Soral, “Alışılageldiğimiz, petrol, doğalgaz, enerji şirketleri yerine yarı-iletkenler, internet içerik bilgisi, yazılım altyapısı gibi bilgi teknolojilerinin dünyada 15 trilyon dolarlık bir büyüklüğe erişti. İlaç üreticileri, gen teknolojileri de yaklaşık 5 trilyonluk bir değere sahip oldu. Meta kurulduktan 9 sene, Tesla 11, Alphabet 15 sene içerisinde, bilgi teknolojilerinde 1 trilyon dolar piyasa değerine erişti. Bu da bize bilgi tekonolojileri o kadar hızlı değişmiş ve dünyaya o kadar hızlı hakim olmuş ki bu kadar sürede bu rakamlara ulaşılabilmiş. Bu şirketlerin Ar-Ge’ye harcadıkları paralara bakacak olursak, Huawei cirosunun her yıl yüzde 23’ünü, Tesla yılda 44 milyar dolar, Amazon yılda 87 milyar dolar, Meta yılda 42 milyar dolar harcarken Türkiye’nin şirketler olmadan ülkede toplam harcaması 16 milyar dolar” dedi.
Soral, “İlk ülkelere baktığımızda Çin 769 milyar dolar ile ilk sırada, ardından 223 milyar dolar ile Almanya ve 166 milyar dolar ile ABD geliyor. Türkiye ise 35. Sırada çünkü yüksek teknolojiye dayalı ürün ihracatımız 7 milyar dolar. Toplam ihracat payı içinde payımız sadece yüzde 2.5” ifadelerini kullandı.
"TÜRKİYE EN ÇOK ZARAR EDEN ÜLKELER ARASINDA"

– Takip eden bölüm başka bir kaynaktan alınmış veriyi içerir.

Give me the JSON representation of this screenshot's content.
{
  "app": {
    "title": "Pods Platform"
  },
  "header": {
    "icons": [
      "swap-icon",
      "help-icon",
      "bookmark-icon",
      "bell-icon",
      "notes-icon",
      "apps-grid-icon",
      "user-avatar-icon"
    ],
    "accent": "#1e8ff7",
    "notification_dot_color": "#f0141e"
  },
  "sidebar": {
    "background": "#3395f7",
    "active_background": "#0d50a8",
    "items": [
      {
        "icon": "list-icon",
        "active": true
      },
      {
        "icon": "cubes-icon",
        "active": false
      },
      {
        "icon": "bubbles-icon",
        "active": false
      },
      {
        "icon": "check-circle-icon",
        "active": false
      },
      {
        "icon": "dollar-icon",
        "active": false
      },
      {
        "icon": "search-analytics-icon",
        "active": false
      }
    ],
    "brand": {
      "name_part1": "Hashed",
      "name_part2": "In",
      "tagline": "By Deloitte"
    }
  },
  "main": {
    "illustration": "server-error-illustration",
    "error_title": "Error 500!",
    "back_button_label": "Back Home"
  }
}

Soral, “2000-2023 yılı arasında küresel dış ticaret dengesinde Türkiye en çok zarar eden ülkeler arasında 1.8 trilyon dolar dış ticaret açığı verdik. Bu, dış ticarette ithalatı yapmak için yurtdışından borçlanmak anlamına geliyor. Borçlanmak demek de yurtdışına bağlı kalmak demek. Yurtdışına bağlıyız. Çin ise 7 trilyon dolar dış ticaret fazlası vererek 23 yılda en çok kazanç sağlayan ülke konumuna erişti. Ardından Almanya, Rusya, Suudi Arabistan geliyor” açıklamasında bulundu.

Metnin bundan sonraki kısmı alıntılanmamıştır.